Take col_1 as an example. All the value of the first six items are 0, followed by two items of value 100. After that, the list has seven items of value 0. The definition of the col_1 list structure is shown in the line 22. Other rows and columns are defined by using the same method, which are defined from line 16 to 26.

From line 55 to line 122, the code forms the main loop of the program. It checks the pitch angle and roll angle continuously to decide when to roll the pattern up, down, left or right. The value of pitch angle and roll angle could be acquired through the motion_sensor, which is a built-in sensor of LEGO MindStorms Inventor’s smart hub.

Now let me expain the coding logic within the main loop. At line 56, if col_roll is equal to 0, the pattern is not rolling horizontally. Only when the pattern has not horizontal offset, it is allowed to roll vertically. Same at line 89, when row_roll is equal to 0, meaning the pattern is not rolling vertically. Only when the pattern has not vertical offset, it is allowed to roll horizontally. You could see that we set constrains on the rolling condition, so that the pattern either rolls along vertically line, or horizontal line. This constraint could simplify our program logic and data storage.

If you want the pattern to roll horizontally or vertically to any position, as shown in the below diagram, you need more lists to store the pixel position values. You could try it by yourself.

At line 57, when the smart hub tiles forward, the pitch angle will be smaller than 0. Each list (col_1, col_2, col_3, col_4 and col_5) pops up the first item, and appends an item of value 0, so all the columns could still keep 15 items, but the items representing the pattern update their values.

The same logic applies when pitch angle is bigger than 10, roll angle smaller than -10, or roll angle bigger than 10. We use the same method to pop up one item from the list or append (or insert) one item in the list. The pattern data always keeps in the lists, but what shows on the smart hub screen is different.

At line 86, After adjusting the column lists, the program will call function “show_by_col” to display the updated lighting matrix. After adjusting the row lists, the program will call function “show_by_row” at line 121 to display the lighting matrix.

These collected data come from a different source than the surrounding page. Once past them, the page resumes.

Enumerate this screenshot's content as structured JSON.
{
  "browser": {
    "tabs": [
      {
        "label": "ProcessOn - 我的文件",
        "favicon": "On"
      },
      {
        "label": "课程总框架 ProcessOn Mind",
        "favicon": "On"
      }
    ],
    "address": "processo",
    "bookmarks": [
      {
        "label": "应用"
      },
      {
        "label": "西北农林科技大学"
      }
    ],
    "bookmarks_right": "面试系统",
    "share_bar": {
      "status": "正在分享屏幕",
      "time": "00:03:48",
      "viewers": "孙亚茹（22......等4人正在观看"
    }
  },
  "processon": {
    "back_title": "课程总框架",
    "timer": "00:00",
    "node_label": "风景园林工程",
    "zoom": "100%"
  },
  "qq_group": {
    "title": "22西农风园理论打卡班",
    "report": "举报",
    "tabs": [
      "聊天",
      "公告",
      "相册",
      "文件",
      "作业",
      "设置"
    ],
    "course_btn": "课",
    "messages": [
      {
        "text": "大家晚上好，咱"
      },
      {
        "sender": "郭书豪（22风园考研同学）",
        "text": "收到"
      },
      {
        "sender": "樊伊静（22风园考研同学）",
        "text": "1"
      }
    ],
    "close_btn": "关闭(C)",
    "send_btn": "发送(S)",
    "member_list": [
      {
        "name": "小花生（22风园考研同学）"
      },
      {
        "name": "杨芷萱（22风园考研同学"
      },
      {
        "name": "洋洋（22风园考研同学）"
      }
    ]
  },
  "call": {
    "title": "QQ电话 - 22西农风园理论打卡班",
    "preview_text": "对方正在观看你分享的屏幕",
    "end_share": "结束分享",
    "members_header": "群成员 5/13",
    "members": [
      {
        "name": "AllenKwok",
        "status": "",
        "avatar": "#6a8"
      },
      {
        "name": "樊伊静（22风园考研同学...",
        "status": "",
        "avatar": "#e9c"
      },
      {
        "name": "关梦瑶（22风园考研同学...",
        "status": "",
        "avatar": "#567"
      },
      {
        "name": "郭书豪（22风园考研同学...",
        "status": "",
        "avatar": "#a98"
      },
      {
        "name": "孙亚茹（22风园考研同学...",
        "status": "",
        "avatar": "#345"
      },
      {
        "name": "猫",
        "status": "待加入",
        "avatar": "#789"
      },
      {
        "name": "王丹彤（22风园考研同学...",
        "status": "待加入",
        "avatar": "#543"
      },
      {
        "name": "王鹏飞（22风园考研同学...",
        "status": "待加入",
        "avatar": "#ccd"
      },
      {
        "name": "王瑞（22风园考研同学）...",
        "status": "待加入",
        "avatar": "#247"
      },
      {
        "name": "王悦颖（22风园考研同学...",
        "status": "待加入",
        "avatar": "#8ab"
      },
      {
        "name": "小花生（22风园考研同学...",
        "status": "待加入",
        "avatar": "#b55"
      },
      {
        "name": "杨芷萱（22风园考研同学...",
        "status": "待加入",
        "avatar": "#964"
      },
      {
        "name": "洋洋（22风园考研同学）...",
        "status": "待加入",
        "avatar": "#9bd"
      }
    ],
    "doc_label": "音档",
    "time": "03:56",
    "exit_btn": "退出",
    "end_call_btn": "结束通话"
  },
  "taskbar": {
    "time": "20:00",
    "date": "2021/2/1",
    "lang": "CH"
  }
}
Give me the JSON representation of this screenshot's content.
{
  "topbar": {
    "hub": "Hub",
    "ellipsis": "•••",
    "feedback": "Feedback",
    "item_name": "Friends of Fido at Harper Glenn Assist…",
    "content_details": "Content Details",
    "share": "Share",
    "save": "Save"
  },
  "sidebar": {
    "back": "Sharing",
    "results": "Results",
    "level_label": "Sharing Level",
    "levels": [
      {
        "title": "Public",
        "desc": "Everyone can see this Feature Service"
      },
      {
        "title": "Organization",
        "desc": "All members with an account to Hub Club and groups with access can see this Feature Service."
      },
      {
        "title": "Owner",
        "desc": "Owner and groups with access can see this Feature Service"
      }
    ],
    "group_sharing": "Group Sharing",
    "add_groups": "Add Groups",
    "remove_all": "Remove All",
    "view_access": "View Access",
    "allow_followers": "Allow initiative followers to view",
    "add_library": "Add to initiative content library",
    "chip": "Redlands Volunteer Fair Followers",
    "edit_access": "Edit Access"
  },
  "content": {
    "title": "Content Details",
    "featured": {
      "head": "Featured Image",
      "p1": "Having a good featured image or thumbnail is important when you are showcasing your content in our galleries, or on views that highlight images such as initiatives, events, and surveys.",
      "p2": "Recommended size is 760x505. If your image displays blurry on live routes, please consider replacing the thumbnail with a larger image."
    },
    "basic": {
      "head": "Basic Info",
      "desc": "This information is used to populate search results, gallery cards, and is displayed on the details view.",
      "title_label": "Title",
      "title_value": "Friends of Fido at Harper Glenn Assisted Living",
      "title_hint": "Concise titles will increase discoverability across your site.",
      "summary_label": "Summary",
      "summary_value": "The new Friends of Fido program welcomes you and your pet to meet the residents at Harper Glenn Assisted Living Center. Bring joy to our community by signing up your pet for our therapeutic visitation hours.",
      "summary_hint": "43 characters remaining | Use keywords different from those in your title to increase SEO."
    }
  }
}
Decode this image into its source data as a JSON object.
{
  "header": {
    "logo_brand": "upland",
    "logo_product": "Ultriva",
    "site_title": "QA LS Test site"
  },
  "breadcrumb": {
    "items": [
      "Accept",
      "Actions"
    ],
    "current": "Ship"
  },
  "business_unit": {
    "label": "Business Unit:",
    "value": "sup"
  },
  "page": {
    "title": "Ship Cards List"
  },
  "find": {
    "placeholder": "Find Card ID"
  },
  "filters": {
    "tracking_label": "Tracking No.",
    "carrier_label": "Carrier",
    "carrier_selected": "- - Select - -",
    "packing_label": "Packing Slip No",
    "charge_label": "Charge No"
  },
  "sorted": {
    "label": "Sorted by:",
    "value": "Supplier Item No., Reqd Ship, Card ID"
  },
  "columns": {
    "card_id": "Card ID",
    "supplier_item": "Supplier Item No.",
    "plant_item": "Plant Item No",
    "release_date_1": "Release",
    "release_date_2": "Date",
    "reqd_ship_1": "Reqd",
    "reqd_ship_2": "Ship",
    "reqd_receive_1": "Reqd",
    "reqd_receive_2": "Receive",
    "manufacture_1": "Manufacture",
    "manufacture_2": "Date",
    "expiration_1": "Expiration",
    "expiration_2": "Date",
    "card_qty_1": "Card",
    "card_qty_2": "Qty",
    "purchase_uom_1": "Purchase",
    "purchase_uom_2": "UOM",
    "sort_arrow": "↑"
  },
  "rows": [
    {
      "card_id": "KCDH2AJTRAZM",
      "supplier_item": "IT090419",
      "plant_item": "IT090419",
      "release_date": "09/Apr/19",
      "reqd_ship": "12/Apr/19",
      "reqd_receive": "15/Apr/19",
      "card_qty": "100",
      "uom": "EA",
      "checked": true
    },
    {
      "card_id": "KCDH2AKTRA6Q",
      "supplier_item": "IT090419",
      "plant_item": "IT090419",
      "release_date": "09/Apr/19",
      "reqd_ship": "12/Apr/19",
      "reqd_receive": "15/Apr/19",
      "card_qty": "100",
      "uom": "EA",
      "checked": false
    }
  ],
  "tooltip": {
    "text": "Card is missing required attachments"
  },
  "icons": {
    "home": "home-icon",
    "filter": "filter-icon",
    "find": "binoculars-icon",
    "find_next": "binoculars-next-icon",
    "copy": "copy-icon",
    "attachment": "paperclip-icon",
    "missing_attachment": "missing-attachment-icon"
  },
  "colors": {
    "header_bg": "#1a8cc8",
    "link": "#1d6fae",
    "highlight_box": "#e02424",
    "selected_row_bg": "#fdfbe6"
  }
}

Let me explain “show_by_row” function here. As we mentioned above, each row list consists of 15 items, while the item index 5 to 9 will show on the smart hub’s column 0 to 4, respectively. Therefore, when using “hub.light_matrix.set_pixel” method, we need to consider the data index offset. Repeat the same operation for the row 1 to row 5, so each pixel is set to the proper brightness value. Same logic applies when writing function “show_by_col”.

That is all for the code of the rolling pattern. This is not the only solution. We could use other method such as “” method to set all the matrix pixels in a string. All the upcoming operation will be done on the string to reflect the position change of the pattern. Each method has its advantage and weakness. It is up to you to choose the one you prefer. Enjoy the coding and have fun!